My father and I watched the late innings of the game together, and Yankee after Yankee failed to get a hit. At seven years old, I didn't even understand what a no-hitter was, but I knew from my father's growing excitement that I wanted it to happen.
In the top of the eighth, Angels centerfielder Rick Miller misplayed a line drive. The official scorer for the game ruled it an error, keeping the no-hitter in tact.
I wanted this to happen.
In the top of the ninth, with one out, Reggie Jackson singled up the middle, ruining Ryan's quest for the record books. My father and I watched as the Anaheim crowd, grateful to have been treated to such a masterful pitching performance, gave Ryan a standing ovation. Ryan, equally grateful, tipped his hat several times.
Nolan Ryan, though I had never heard of him before that night, became my hero.
And that scoreboard! That giant display of colored animation - cowboys, bulls, fireworks - every time an Astros player hit a home run. It was magical.
Strange are the fragmented memories of childhood and why some events survive in our minds and others do not, but I remember that during one of my childhood colds my mother gave me a Kleenox box with various American landmarks on it, including the Astrodome. I stared at its image for hours.
In between innings a stadium employee went through the stands wearing a helmet with a small post on top. Fans tried throwing Frisbee-style rings around it, and I was lucky enough to get a chance to try. When I successfuly threw my ring around the target, there I was. Larger than life on that Astrodome scoreboard.
Home.
During that game in the dome's last season, I wished I could have been there more.

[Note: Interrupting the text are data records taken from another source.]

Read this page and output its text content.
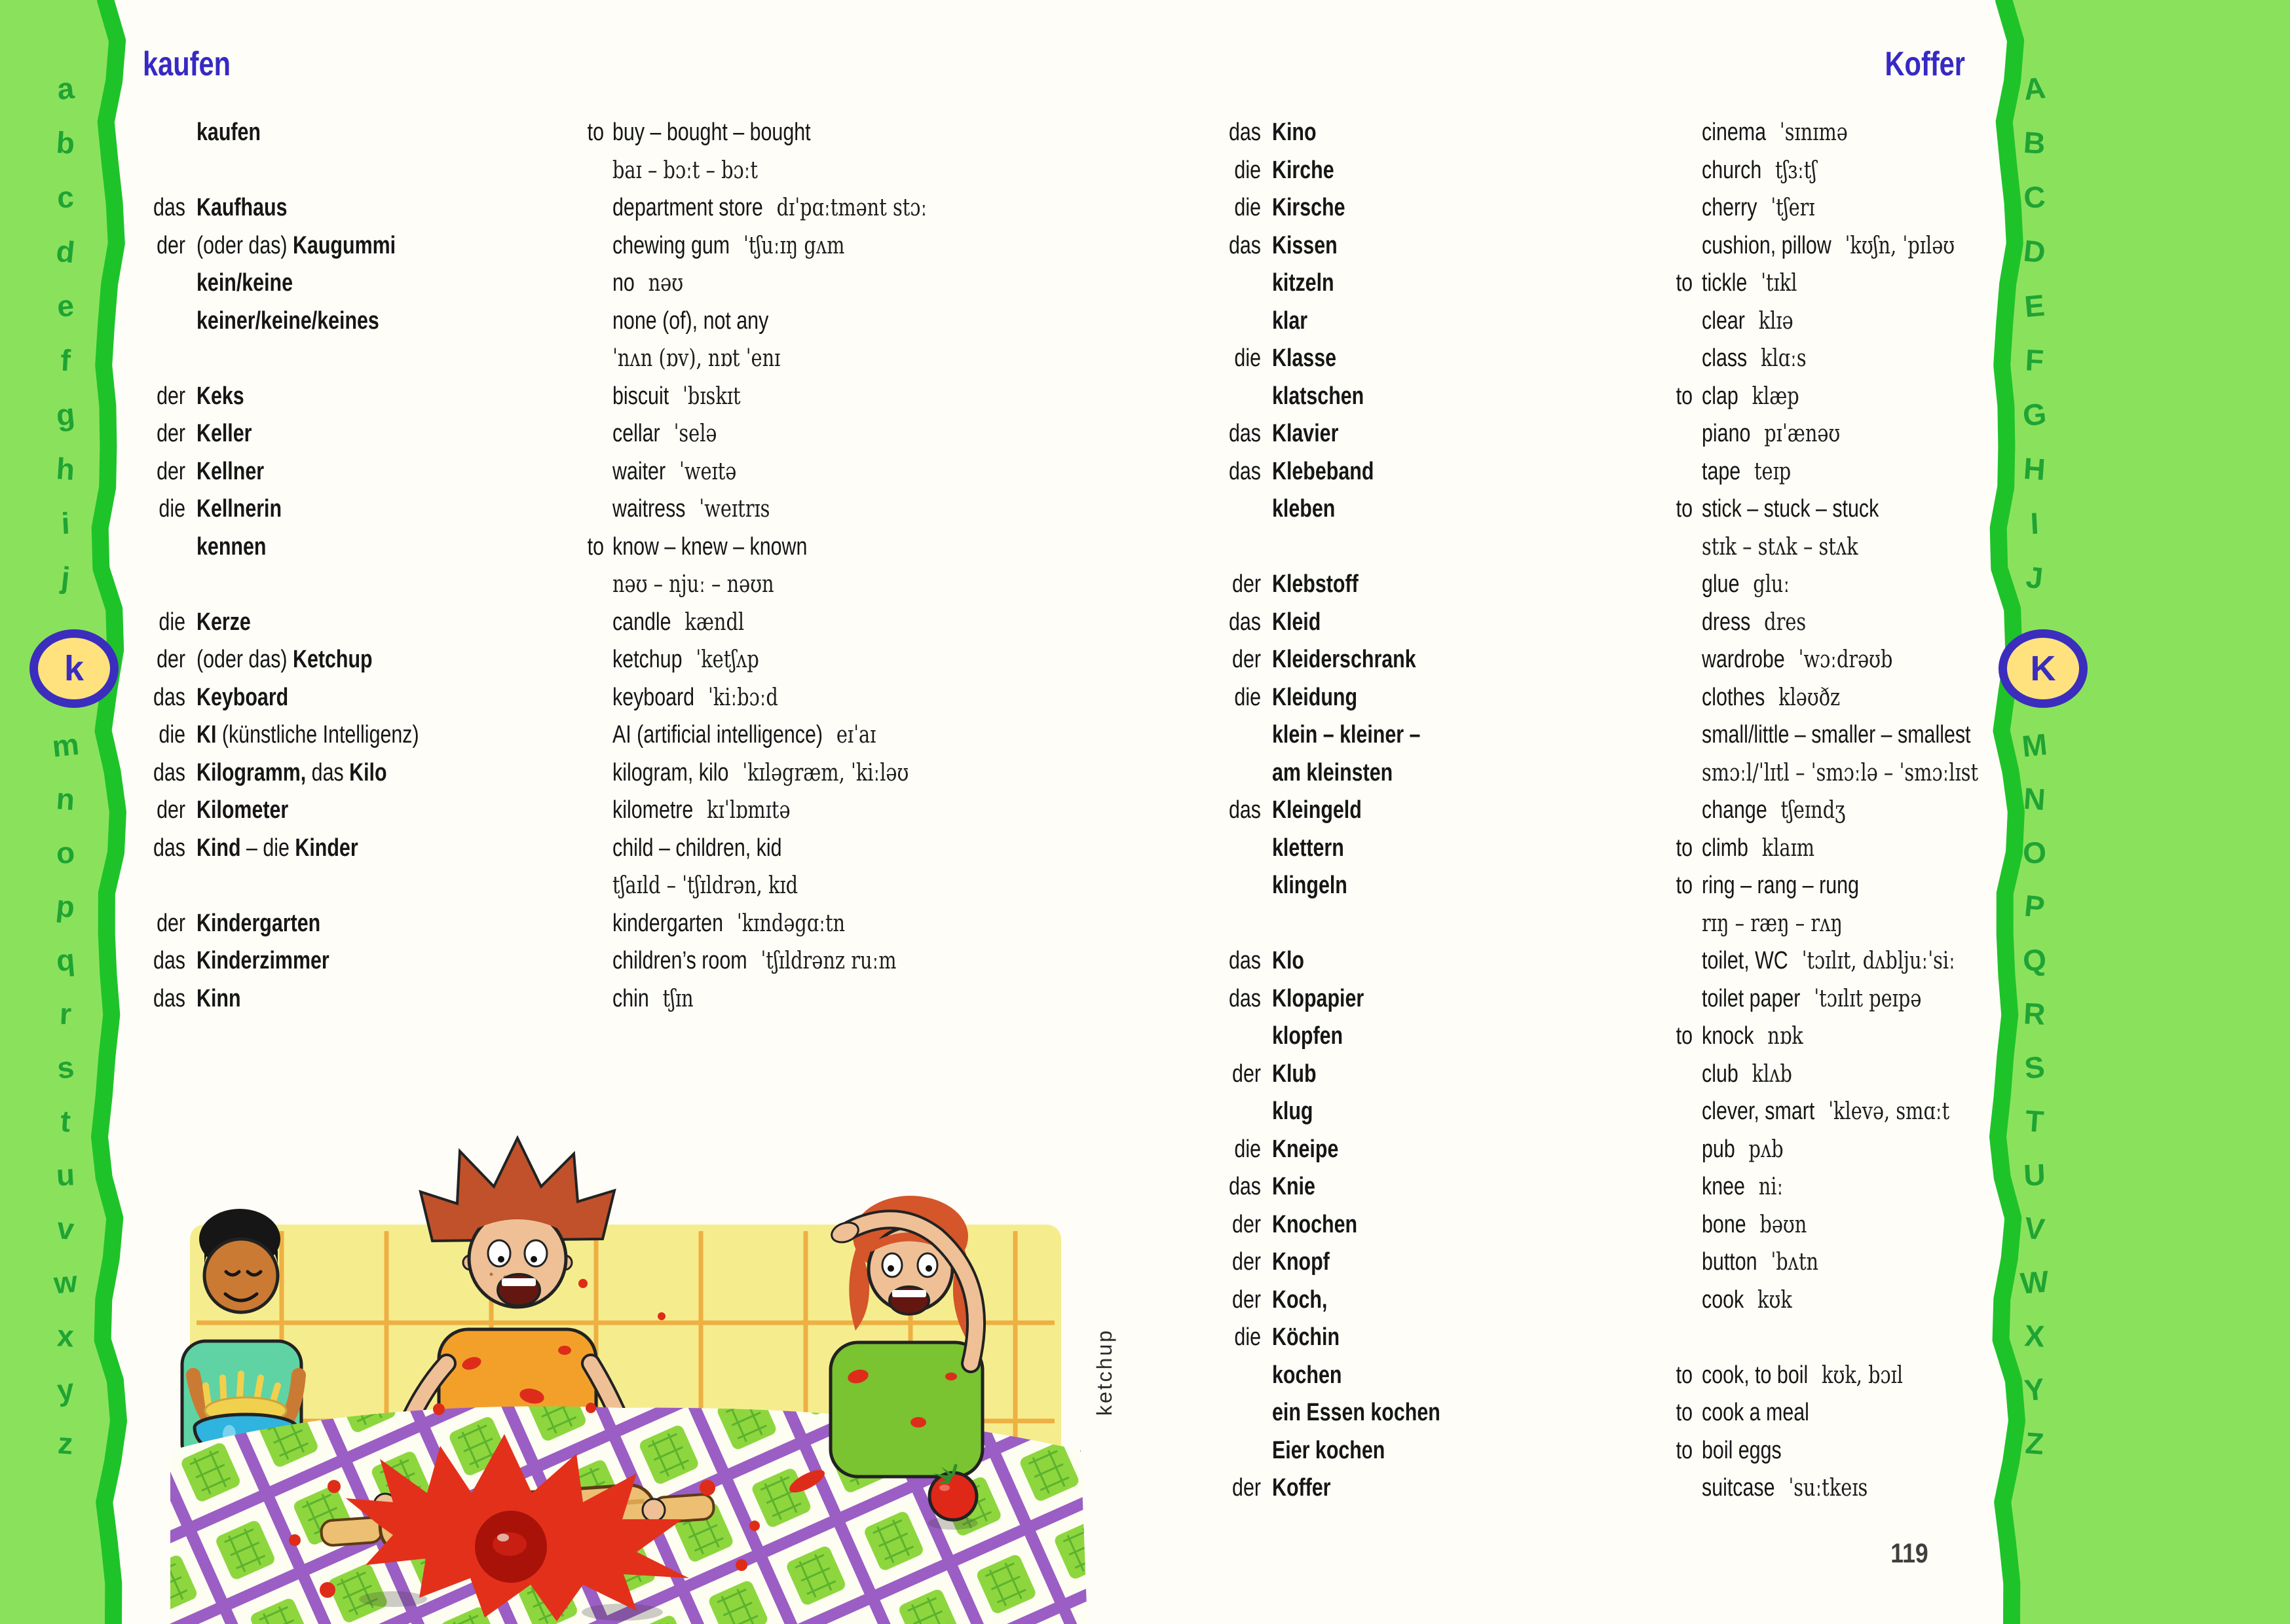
a
b
c
d
e
f
g
h
i
j
k
m
n
o
p
q
r
s
t
u
v
w
x
y
z
A
B
C
D
E
F
G
H
I
J
K
M
N
O
P
Q
R
S
T
U
V
W
X
Y
Z
kaufen	Koffer
kaufen	to buy – bought – bought
baɪ – bɔːt – bɔːt
das Kaufhaus	department store dɪˈpɑːtmənt stɔː
der (oder das) Kaugummi	chewing gum ˈtʃuːɪŋ gʌm
kein/keine	no nəʊ
keiner/keine/keines	none (of), not any
ˈnʌn (ɒv), nɒt ˈenɪ
der Keks	biscuit ˈbɪskɪt
der Keller	cellar ˈselə
der Kellner	waiter ˈweɪtə
die Kellnerin	waitress ˈweɪtrɪs
kennen	to know – knew – known
nəʊ – njuː – nəʊn
die Kerze	candle kændl
der (oder das) Ketchup	ketchup ˈketʃʌp
das Keyboard	keyboard ˈkiːbɔːd
die KI (künstliche Intelligenz)	AI (artificial intelligence) eɪˈaɪ
das Kilogramm, das Kilo	kilogram, kilo ˈkɪləgræm, ˈkiːləʊ
der Kilometer	kilometre kɪˈlɒmɪtə
das Kind – die Kinder	child – children, kid
tʃaɪld – ˈtʃɪldrən, kɪd
der Kindergarten	kindergarten ˈkɪndəgɑːtn
das Kinderzimmer	children’s room ˈtʃɪldrənz ruːm
das Kinn	chin tʃɪn
das Kino	cinema ˈsɪnɪmə
die Kirche	church tʃɜːtʃ
die Kirsche	cherry ˈtʃerɪ
das Kissen	cushion, pillow ˈkʊʃn, ˈpɪləʊ
kitzeln	to tickle ˈtɪkl
klar	clear klɪə
die Klasse	class klɑːs
klatschen	to clap klæp
das Klavier	piano pɪˈænəʊ
das Klebeband	tape teɪp
kleben	to stick – stuck – stuck
stɪk – stʌk – stʌk
der Klebstoff	glue gluː
das Kleid	dress dres
der Kleiderschrank	wardrobe ˈwɔːdrəʊb
die Kleidung	clothes kləʊðz
klein – kleiner –	small/little – smaller – smallest
am kleinsten	smɔːl/ˈlɪtl – ˈsmɔːlə – ˈsmɔːlɪst
das Kleingeld	change tʃeɪndʒ
klettern	to climb klaɪm
klingeln	to ring – rang – rung
rɪŋ – ræŋ – rʌŋ
das Klo	toilet, WC ˈtɔɪlɪt, dʌbljuːˈsiː
das Klopapier	toilet paper ˈtɔɪlɪt peɪpə
klopfen	to knock nɒk
der Klub	club klʌb
klug	clever, smart ˈklevə, smɑːt
die Kneipe	pub pʌb
das Knie	knee niː
der Knochen	bone bəʊn
der Knopf	button ˈbʌtn
der Koch,	cook kʊk
die Köchin
kochen	to cook, to boil kʊk, bɔɪl
ein Essen kochen	to cook a meal
Eier kochen	to boil eggs
der Koffer	suitcase ˈsuːtkeɪs
ketchup
119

The Astrodome now faces an uncertain future. Development approaches. It is dwarfed by a football stadium that stands beside it. The Astrodome, once a giant, looks tired and out of place. The circular stair towers attached to the dome have already been demolished, and unless the private sector steps up, the rest of the Astrodome will be torn down, too.
This is why, fourteen years after coming here to say my first good-bye, I've come again. To bid this final farewell.
Following the attendant's instructions, I pull forward so that I can make a U-turn and then leave the lot. Before I turn, I roll down the window and take a picture.
Nolan Ryan eventually threw that fifth no-hitter on Saturday, September 26, 1981, in the Astrodome. Across the country, this time in Burlington, where we'd moved the year before, I watched with several friends. We lay on our stomachs on the floor, beside each other, rooting for Ryan. I knew what a no-hitter meant this time, and I again wanted it to happen.
We jumped and cheered when he did it.
So much of my childhood was invested in this team. This building.
I am forty-two now. Nolan Ryan has been retired for many years, and my father, who so kindly let me stay up one summer night instead of sending me back to bed, died this past September.
As I leave the parking lot I take one last look back. I say good-bye, and I feel yet again some part of my childhood disappear into the ether.